The tapes that Purgas selected and worked to restore for NID Tapes are in many cases little more than experimental exercises, and yet they demonstrate that the faculty and students at NID were seriously interested in what could be created with this new sound generating behemoth. Their creations are much more in line with what Bernie Krause felt was the proper use of the Moog than the work of many British and American rock and jazz artists of the time.
Those in the electronic music studio at NID were interested in the Moog because they were already interested in electronic music, not the other way around. Many of these recordings use voices, found sounds, and tape manipulation through splicing as experimental techniques beyond just the use of the Moog. The work of faculty member S.C. Sharma, for example, is noted by Purgas as having the most splices and of being the most like true compositions. His "Dance Music II" is maybe the track that sounds most like latter day synth pop music.
The tapes have been described by Purgas as ground zero for electronic music in India. In the years from 1969-1973, the NID's Moog years, experimentalists like Klause Shulze and Tangerine Dream emerged in Germany, Jean Michel Jarre in France, Wendy Carlos in the U.S., Japan's Tomita all with different visions of what could be created with electronic music precisely because it hadn't been done before. The dominance of American and British guitar based rock bands had been broken. Pioneers around the world sought to use new technology to create soundscapes that had not previously been heard, and it was no different in India as it approached the twentieth anniversary of its independence.
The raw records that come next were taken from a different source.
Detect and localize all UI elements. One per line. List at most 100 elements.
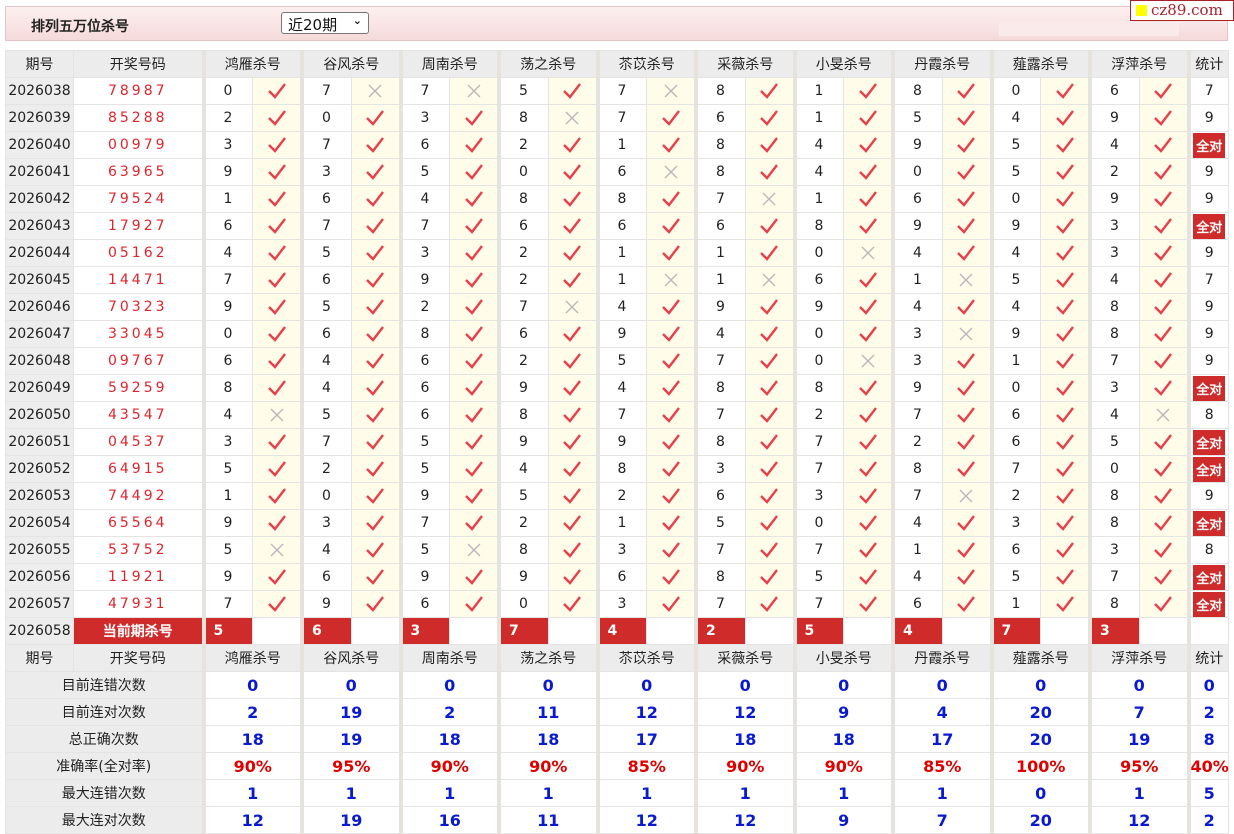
kill-number-cell: 3 xyxy=(595,590,648,618)
check-icon xyxy=(366,542,385,558)
summary-value: 2 xyxy=(398,698,500,726)
site-logo[interactable]: cz89.com xyxy=(1130,0,1234,21)
result-mark-cell xyxy=(843,212,894,240)
result-mark-cell xyxy=(252,482,303,510)
draw-number-cell: 05162 xyxy=(73,239,204,267)
result-mark-cell xyxy=(843,239,894,267)
table-row: 2026057 47931 7 9 6 0 3 7 7 6 1 8 全对 xyxy=(5,590,1229,618)
check-icon xyxy=(1154,299,1173,315)
result-mark-cell xyxy=(449,509,500,537)
period-cell: 2026045 xyxy=(5,266,74,294)
period-range-select[interactable]: 近20期 ⌄ xyxy=(281,12,369,34)
check-icon xyxy=(563,542,582,558)
check-icon xyxy=(1154,488,1173,504)
kill-number-cell: 7 xyxy=(693,536,746,564)
logo-text: cz89.com xyxy=(1151,1,1223,19)
result-mark-cell xyxy=(1040,482,1091,510)
result-mark-cell xyxy=(744,455,796,483)
kill-number-cell: 9 xyxy=(299,590,352,618)
check-icon xyxy=(563,380,582,396)
kill-number-cell: 6 xyxy=(299,563,352,591)
period-cell: 2026051 xyxy=(5,428,74,456)
kill-number-cell: 1 xyxy=(792,185,845,213)
all-correct-badge: 全对 xyxy=(1193,213,1226,239)
col-header-predictor: 荡之杀号 xyxy=(497,50,598,78)
result-mark-cell xyxy=(1138,77,1190,105)
draw-number-cell: 85288 xyxy=(73,104,204,132)
summary-value: 1 xyxy=(398,779,500,807)
result-mark-cell xyxy=(1138,347,1190,375)
result-mark-cell xyxy=(1138,374,1190,402)
check-icon xyxy=(957,407,976,423)
check-icon xyxy=(1154,569,1173,585)
result-mark-cell xyxy=(350,347,402,375)
check-icon xyxy=(858,299,877,315)
check-icon xyxy=(1154,542,1173,558)
result-mark-cell xyxy=(547,320,599,348)
kill-number-cell: 6 xyxy=(989,428,1042,456)
stat-value: 9 xyxy=(1204,164,1214,180)
check-icon xyxy=(267,380,286,396)
check-icon xyxy=(760,218,779,234)
kill-number-cell: 1 xyxy=(890,536,943,564)
col-header-predictor: 丹霞杀号 xyxy=(891,50,992,78)
all-correct-badge: 全对 xyxy=(1193,375,1226,401)
summary-value: 0 xyxy=(300,671,401,699)
kill-number-cell: 2 xyxy=(1087,158,1140,186)
summary-value: 90% xyxy=(201,752,303,780)
kill-number-cell: 4 xyxy=(989,104,1042,132)
header-row: 期号 开奖号码 鸿雁杀号 谷风杀号 周南杀号 荡之杀号 苶苡杀号 采薇杀号 小旻杀号 丹霞杀号 薤露… xyxy=(5,50,1229,78)
empty-cell xyxy=(547,617,599,645)
kill-number-cell: 5 xyxy=(693,509,746,537)
check-icon xyxy=(464,245,483,261)
stat-cell: 全对 xyxy=(1186,374,1229,402)
table-row: 2026052 64915 5 2 5 4 8 3 7 8 7 0 全对 xyxy=(5,455,1229,483)
cross-icon xyxy=(762,273,776,287)
kill-number-cell: 7 xyxy=(890,401,943,429)
kill-number-cell: 3 xyxy=(890,347,943,375)
kill-number-cell: 5 xyxy=(299,401,352,429)
kill-number-cell: 1 xyxy=(792,104,845,132)
check-icon xyxy=(858,191,877,207)
kill-number-cell: 3 xyxy=(1087,536,1140,564)
result-mark-cell xyxy=(1040,266,1091,294)
summary-label: 最大连错次数 xyxy=(5,779,204,807)
all-correct-badge: 全对 xyxy=(1193,591,1226,617)
result-mark-cell xyxy=(941,590,993,618)
table-row: 2026051 04537 3 7 5 9 9 8 7 2 6 5 全对 xyxy=(5,428,1229,456)
kill-number-cell: 4 xyxy=(1087,131,1140,159)
kill-number-cell: 8 xyxy=(398,320,451,348)
current-kill-number: 7 xyxy=(989,617,1042,645)
check-icon xyxy=(563,407,582,423)
result-mark-cell xyxy=(843,185,894,213)
kill-number-cell: 4 xyxy=(989,239,1042,267)
draw-number-cell: 04537 xyxy=(73,428,204,456)
stat-cell: 9 xyxy=(1186,347,1229,375)
check-icon xyxy=(366,164,385,180)
draw-number-cell: 11921 xyxy=(73,563,204,591)
result-mark-cell xyxy=(252,563,303,591)
current-kill-number: 3 xyxy=(1087,617,1140,645)
result-mark-cell xyxy=(843,77,894,105)
check-icon xyxy=(1055,569,1074,585)
empty-cell xyxy=(449,617,500,645)
result-mark-cell xyxy=(449,239,500,267)
kill-number-cell: 7 xyxy=(595,104,648,132)
result-mark-cell xyxy=(843,320,894,348)
result-mark-cell xyxy=(744,401,796,429)
result-mark-cell xyxy=(547,185,599,213)
cross-icon xyxy=(959,327,973,341)
check-icon xyxy=(366,110,385,126)
check-icon xyxy=(661,110,680,126)
kill-number-cell: 0 xyxy=(792,347,845,375)
check-icon xyxy=(464,515,483,531)
check-icon xyxy=(267,326,286,342)
check-icon xyxy=(957,164,976,180)
result-mark-cell xyxy=(1138,401,1190,429)
kill-number-cell: 4 xyxy=(201,401,254,429)
stat-cell: 9 xyxy=(1186,158,1229,186)
stat-value: 9 xyxy=(1204,299,1214,315)
kill-number-cell: 6 xyxy=(890,185,943,213)
result-mark-cell xyxy=(449,347,500,375)
result-mark-cell xyxy=(941,428,993,456)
The nineteen tracks compiled here, playing just under one hour, are culled from 27 reels of tape that Purgas reviewed. Besides S.C.Sharma, there are recordings by Gita Sarabhai, I.S. Mathur, Atul Desai, and Jinraj Joshipura. There is also one track by David Tudor, and one by Atul Desai as well.
While in many ways the emergence of electronic music in the late sixties is the beginning of the democratization of music, it was still very much the purview of the privileged. Still, the widespread development of individual, regional, and national sound profiles that were recognizable, yet uninfluenced by the dominance of American and British blues-based rock, was remarkable.